State Street’s cuts are deeper than those announced last week by industry behemoth BlackRock, and reflect just how fast business conditions have deteriorated. The Boston-based manager, the third-largest behind BlackRock and Vanguard, saw AUM decline 11 percent between September and December to $2.5 trillion. Management fees dropped 7 percent in the fourth quarter from the preceding period.

That was only one part of a double whammy. State Street holds nearly $32 trillion in assets under custody and administration for other managers, rivaling Bank of New York Mellon as the biggest in the business. With clients squeezed by the ongoing shift from actively managed funds into the low-cost indexed products pioneered by the late Vanguard founder, Jack Bogle, they are demanding cuts in servicing fees, by far the firm's biggest revenue line. Executives say customers in recent weeks have been renewing custody contracts at prices some 4 percent lower, compared with reductions of less than 2 percent in previous years.
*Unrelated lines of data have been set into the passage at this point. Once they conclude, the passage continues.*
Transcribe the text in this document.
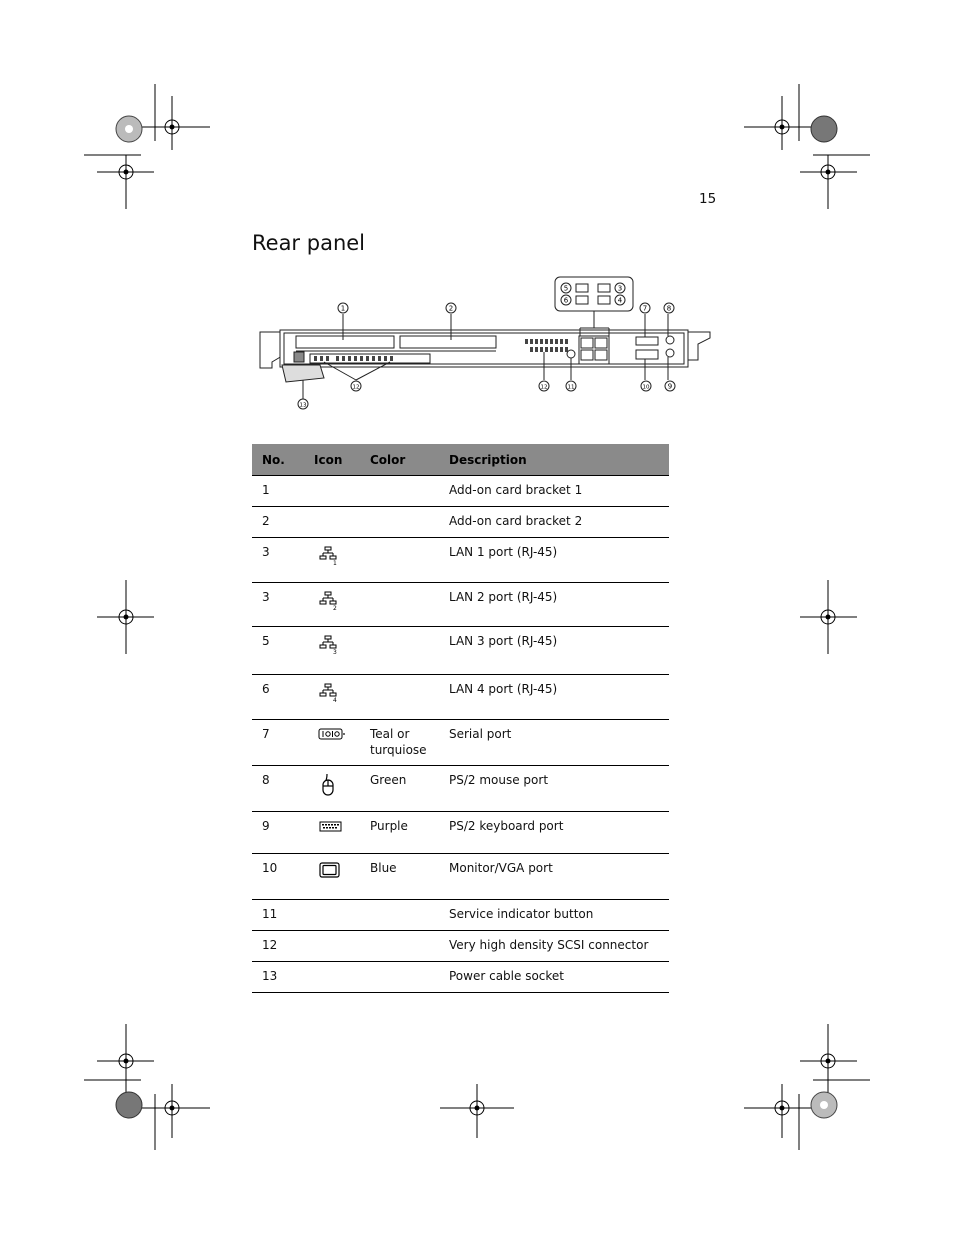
15
Rear panel
1	2
3
4
5
6
7	8
9
10
11
12
12
13
No.	Icon	Color	Description
1			Add-on card bracket 1
2			Add-on card bracket 2
3	1		LAN 1 port (RJ-45)
3	2		LAN 2 port (RJ-45)
5	3		LAN 3 port (RJ-45)
6	4		LAN 4 port (RJ-45)
7		Teal or turquiose	Serial port
8		Green	PS/2 mouse port
9		Purple	PS/2 keyboard port
10		Blue	Monitor/VGA port
11			Service indicator button
12			Very high density SCSI connector
13			Power cable socket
“It’s pervasive, it’s intensive,” Chief Executive Ronald O’Hanley said of the pressure. The firm is responding by adopting more automation, retiring legacy software, consolidating back-office hubs, and cutting staff in high-cost regions, akin to AllianceBernstein’s decision last year to move jobs from New York City to Nashville, Tennessee.

Rivals are sure to follow suit. Investors pulled a whopping $300 billion out of U.S. mutual funds run by stock and bond pickers last year, most of it in the final quarter, according to Morningstar, while putting nearly $460 billion into cheaper passive funds. At the once high-flying Franklin Templeton Investments, whose emerging-markets specialty and active approach have fallen from favor, assets under management fell by over $100 billion, or nearly 14 percent, last year. Overall, there are sure to be plenty more pink slips ahead.

CONTEXT NEWS

- State Street on Jan. 18 said it would reduce its workforce by 6 percent, or about 1,500 employees, to lower expenses. The initiative includes cuts of 15 percent in the number of senior managers. The company said it expects to save $350 million in expenses in 2019 as a result.

- The company also reported that net income available to common shareholders was $398 million or $1.04 a share in the fourth quarter of 2018, up from $334 million or 89 cents a share in the same period a year earlier. Excluding a $223 million charge for the job cutbacks and other one-offs, earnings were $1.68 a share, just ahead of the mean estimate of analysts polled by Refinitiv’s I/B/E/S. Revenue totaled $3 billion in the quarter, up 4.9 percent from a year earlier.